While Page said Canton City Council plans to discuss the SCADA system at its Thursday meeting, water authority board members checked the city’s website to find no mention of the project on the listed agenda during their meeting.
Page said that if Canton doesn’t approve the SCADA system by the water authority’s next meeting, the authority would likely take the case to arbitration, which is called for in Hickory Log Creek’s joint user agreement. According to state law, each side would pick an arbitrator; the two arbitrators would then pick a third arbitrator. Page said the three-person panel would then hear the case and make a binding decision or meet “somewhere in the middle” and give direction about what to do.
In his May 29 letter to Bacon, Hobgood said the council will move forward on authorizing the SCADA’s construction at its own pace. He also asks that the water authority consider giving up its right of first refusal to any sale the city of Canton wants to make on the reservoir.
While Bacon wrote Hobgood last month saying the water authority would consider letting the city sell its share of Hickory Log Creek to the Cherokee County Water and Sewerage Authority, Hobgood wrote back that the city is in a “non-negotiable” position because of the water authority’s refusal to give up its right of first refusal.

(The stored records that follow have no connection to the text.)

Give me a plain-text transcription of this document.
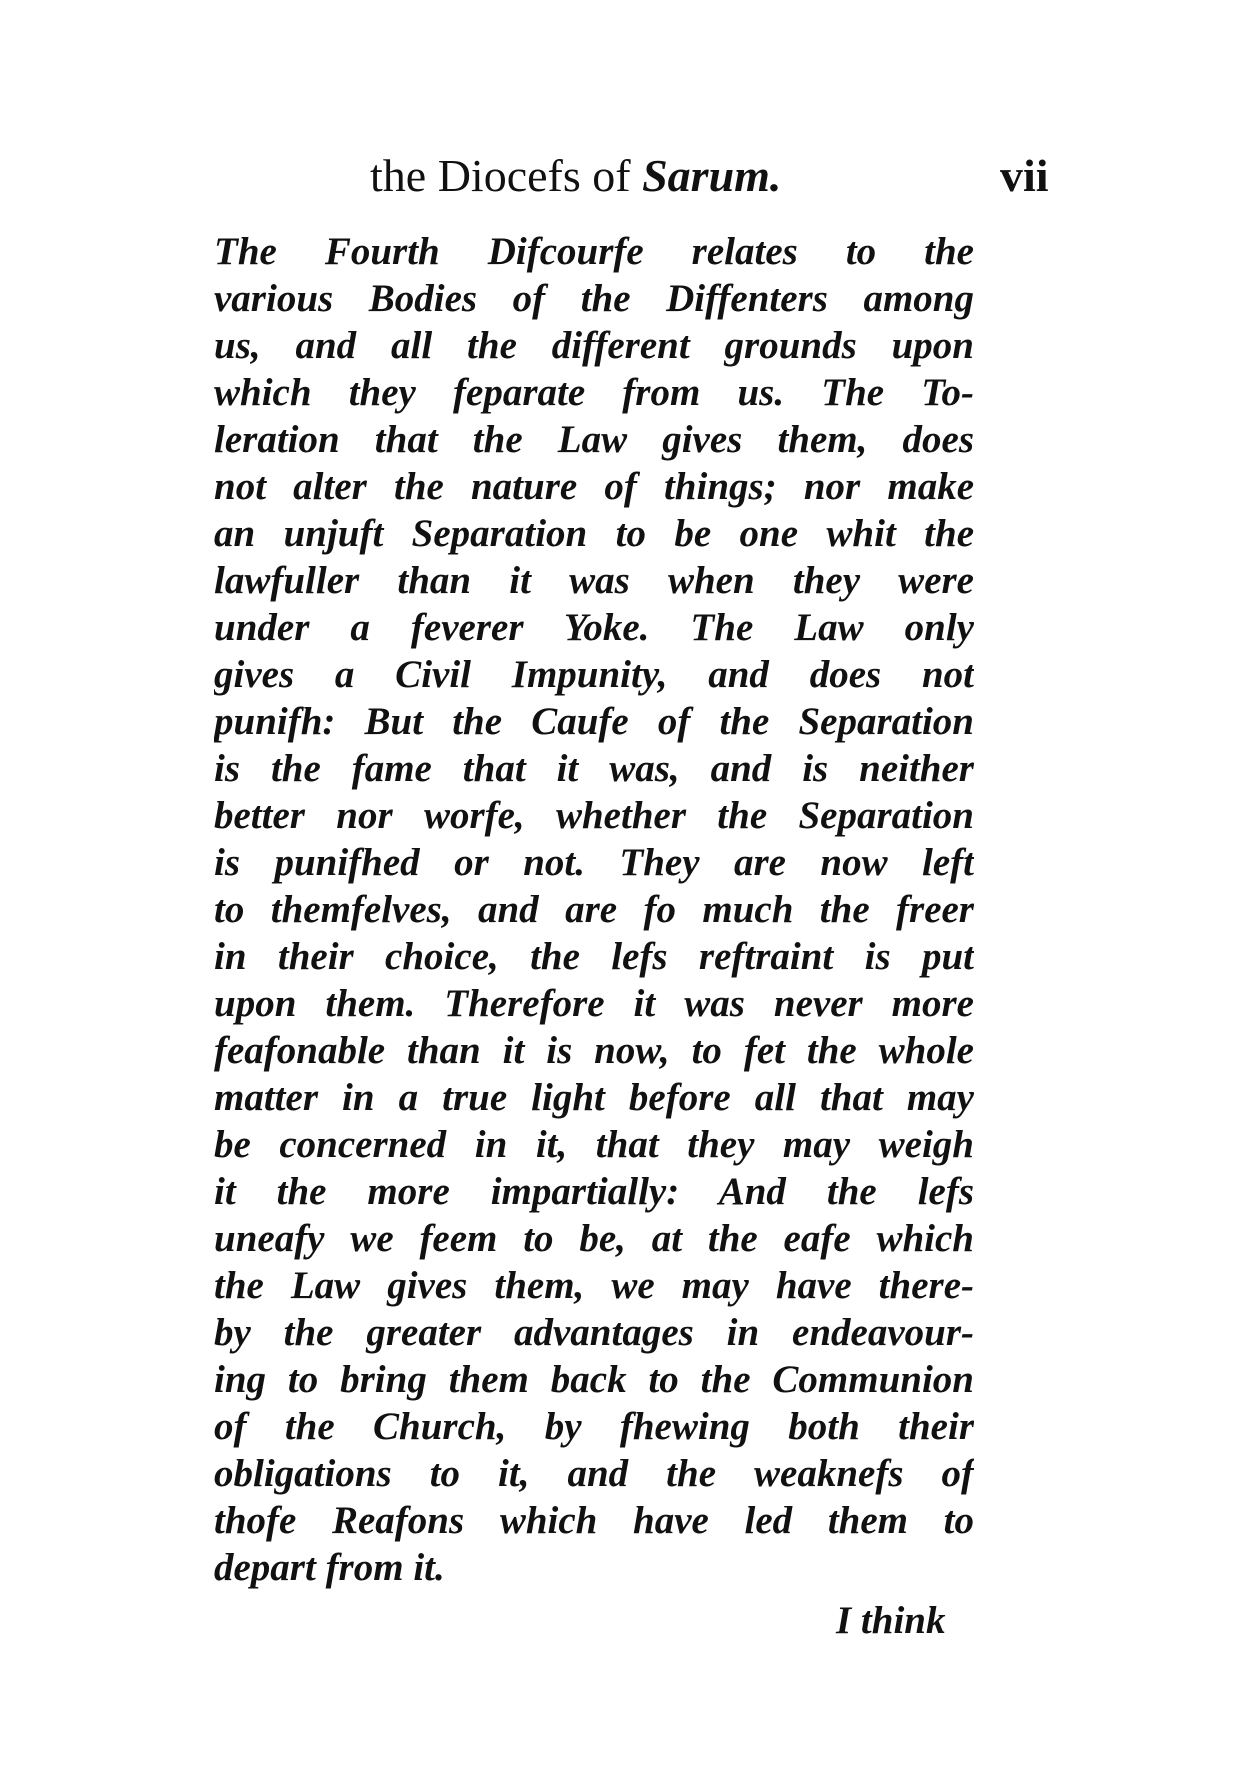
the Diocefs of Sarum.	vii
The Fourth Difcourfe relates to the
various Bodies of the Diffenters among
us, and all the different grounds upon
which they feparate from us. The To-
leration that the Law gives them, does
not alter the nature of things; nor make
an unjuft Separation to be one whit the
lawfuller than it was when they were
under a feverer Yoke. The Law only
gives a Civil Impunity, and does not
punifh: But the Caufe of the Separation
is the fame that it was, and is neither
better nor worfe, whether the Separation
is punifhed or not. They are now left
to themfelves, and are fo much the freer
in their choice, the lefs reftraint is put
upon them. Therefore it was never more
feafonable than it is now, to fet the whole
matter in a true light before all that may
be concerned in it, that they may weigh
it the more impartially: And the lefs
uneafy we feem to be, at the eafe which
the Law gives them, we may have there-
by the greater advantages in endeavour-
ing to bring them back to the Communion
of the Church, by fhewing both their
obligations to it, and the weaknefs of
thofe Reafons which have led them to
depart from it.
I think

Increased expenses have led the city of Canton to sell its share in the reservoir, which has seen its total cost rise to nearly $100 million from $20 million when first planned in 2000. The 414-acre reservoir is designed to deliver water through a 1.5-mile pipeline into the Etowah River, where it would flow into Lake Allatoona where the water authority withdraws water for its customers, which include Cobb and Paulding counties and the cities of Marietta and Smyrna. But the opening of the dam has also been delayed because the Army Corps of Engineers has yet to approve the water authority’s plan for water withdrawal.